Pelag haminha means 1 and ¼ hrs. (sha’ot zemaniyot – seasonal hours) before the end of the day. Ashkenazic Jews compute sha’ot zemaniyot as twelve equal time periods between sunrise and sunset. Sefardic Jews compute them between dawn and dusk, and so it important to pay attention to the difference regarding pelag haminha. According to my calculations, for the New York area, pelag haminha for Ashkenazic Jews in the beginning of June is about 6:50, while for us it is about 7:15.
That means that we could finish the Friday evening prayers and be home by 7:45, so that we can begin the meal well before sunset. Of course, that is true if the table is set, the candles are lit and the food is ready. Someone might come home and find the table piled with stuff and food cooking on the stove. He began Shabbat half an hour ago, but his family hasn’t gotten there yet.
“Excuse me,” he begins with a smile, “but weren’t you supposed to light the candles long ago?”
“No, I couldn’t possibly have done so,” his wife replies. “I haven’t finished the cooking and it’s still forty minutes to sunset.”
She’s absolutely right. Normally we say that after a Sefardic woman lights her Shabbat candles, she can then continue her work as long as she finishes a couple of minutes before sunset. She doesn’t even have to declare her intentions to continue working after lighting. This is the ruling of the Shulhan Arukh (263:6), concurring with the great majority of the Poskim. But this is true only if she lights her candles within the last half hour before sunset. If she wishes to light them earlier than that, she will have to cease working and begin Shabbat when she lights them.
Maran explained the reason for this in his Bet Yosef (Siman 263). It must be clear to an onlooker that the lights are being kindled for Shabbat’s honor. If there is less than half an hour to sunset, this is obvious. If it is earlier than this and a woman lights the candles and goes back to cooking, there is no indication that she lit them for Shabbat’s honor. She must therefore begin Shabbat immediately upon lighting them, thus demonstrating that the candles have been lit for Shabbat’s honor and not for some other purpose.

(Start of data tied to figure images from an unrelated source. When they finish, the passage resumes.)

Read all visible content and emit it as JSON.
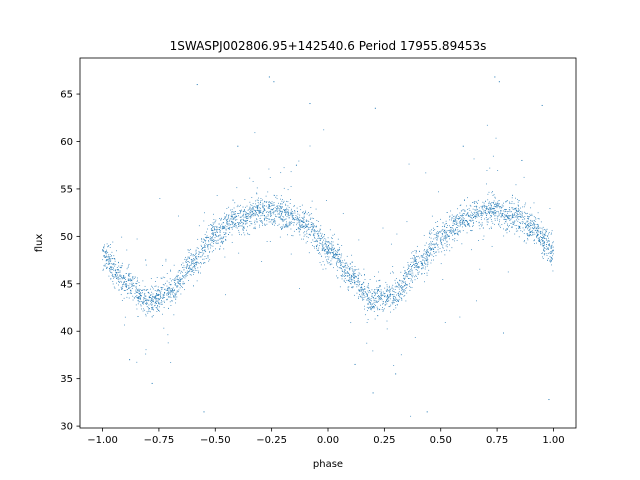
{
  "chart_data": {
    "type": "scatter",
    "title": "1SWASPJ002806.95+142540.6 Period 17955.89453s",
    "xlabel": "phase",
    "ylabel": "flux",
    "xlim": [
      -1.1,
      1.1
    ],
    "ylim": [
      29.8,
      68.8
    ],
    "x_ticks": [
      -1.0,
      -0.75,
      -0.5,
      -0.25,
      0.0,
      0.25,
      0.5,
      0.75,
      1.0
    ],
    "x_tick_labels": [
      "−1.00",
      "−0.75",
      "−0.50",
      "−0.25",
      "0.00",
      "0.25",
      "0.50",
      "0.75",
      "1.00"
    ],
    "y_ticks": [
      30,
      35,
      40,
      45,
      50,
      55,
      60,
      65
    ],
    "y_tick_labels": [
      "30",
      "35",
      "40",
      "45",
      "50",
      "55",
      "60",
      "65"
    ],
    "grid": false,
    "legend": "none",
    "marker_color": "#1f77b4",
    "series": [
      {
        "curve_summary": {
          "period_in_phase": 1.0,
          "mean_flux": 47.8,
          "amplitude": 4.9,
          "maximum_phases": [
            -0.25,
            0.75
          ],
          "minimum_phases": [
            -0.78,
            0.22
          ],
          "scatter": 0.8
        },
        "curve": [
          {
            "x": -1.0,
            "y": 48.0
          },
          {
            "x": -0.9,
            "y": 45.2
          },
          {
            "x": -0.8,
            "y": 43.1
          },
          {
            "x": -0.7,
            "y": 44.2
          },
          {
            "x": -0.6,
            "y": 47.3
          },
          {
            "x": -0.5,
            "y": 50.2
          },
          {
            "x": -0.4,
            "y": 51.8
          },
          {
            "x": -0.3,
            "y": 52.6
          },
          {
            "x": -0.25,
            "y": 52.7
          },
          {
            "x": -0.2,
            "y": 52.4
          },
          {
            "x": -0.1,
            "y": 51.2
          },
          {
            "x": 0.0,
            "y": 48.8
          },
          {
            "x": 0.1,
            "y": 45.8
          },
          {
            "x": 0.2,
            "y": 43.2
          },
          {
            "x": 0.3,
            "y": 44.0
          },
          {
            "x": 0.4,
            "y": 47.0
          },
          {
            "x": 0.5,
            "y": 50.0
          },
          {
            "x": 0.6,
            "y": 51.8
          },
          {
            "x": 0.7,
            "y": 52.6
          },
          {
            "x": 0.75,
            "y": 52.7
          },
          {
            "x": 0.8,
            "y": 52.4
          },
          {
            "x": 0.9,
            "y": 51.0
          },
          {
            "x": 1.0,
            "y": 48.4
          }
        ],
        "outliers": [
          {
            "x": -0.26,
            "y": 66.8
          },
          {
            "x": -0.24,
            "y": 66.3
          },
          {
            "x": 0.74,
            "y": 66.8
          },
          {
            "x": 0.76,
            "y": 66.3
          },
          {
            "x": -0.58,
            "y": 66.0
          },
          {
            "x": -0.08,
            "y": 64.0
          },
          {
            "x": 0.21,
            "y": 63.5
          },
          {
            "x": 0.95,
            "y": 63.8
          },
          {
            "x": -0.55,
            "y": 31.5
          },
          {
            "x": 0.44,
            "y": 31.5
          },
          {
            "x": -0.78,
            "y": 34.5
          },
          {
            "x": 0.2,
            "y": 33.5
          },
          {
            "x": -0.88,
            "y": 37.0
          },
          {
            "x": 0.12,
            "y": 36.5
          },
          {
            "x": -0.4,
            "y": 59.5
          },
          {
            "x": 0.6,
            "y": 59.5
          },
          {
            "x": 0.3,
            "y": 35.5
          },
          {
            "x": 0.98,
            "y": 32.8
          },
          {
            "x": 0.86,
            "y": 58.0
          },
          {
            "x": -0.14,
            "y": 57.5
          }
        ]
      }
    ]
  }
}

The earliest moment it is possible to do this, however, is at pelag haminha. If the family needs to leave home earlier in the day and will not return until Shabbat has started, candles can be lit but no blessing may be recited for kindling them. If someone is home and mistakenly lit the candles earlier than pelag haminha intending to begin Shabbat at that time, his actions are entirely invalid. He must extinguish the lights and kindle them again at the proper time. He must not repeat the blessing, however.
Another practical example of this halakhah is a couple who is invited to their parents’ home for the Friday night meal. The young woman wishes to light her candles, pack the car and drive across the neighborhood. After the meal, they will walk home in time to see the candles before they go out. She uses extra-long candles or extra oil to make sure that they will still be burning when she arrives home.
This plan is good only if she lights the candles within the last half hour before sunset. If she wishes to light them earlier, she will have to begin Shabbat at that time and then she will not be able to drive afterward.
Many people claim that the custom in Yerushalayim is to kindle Shabbat lights forty minutes before sunset. Actually, this has no basis in the halakha, and as explained here such a practice can cause problems. We have testimony that the great hakham Harav Yaakov Hayim Sofer (author of Kaf Hahayim) and the Rosh Hayeshiba Harav Ezra Attia kindled Shabbat lights no earlier than twenty minutes before sunset.
You can find all these rules and halakhot in the Yalkut Yosef Shabbat English Edition (Vol. I, pp. 174-177).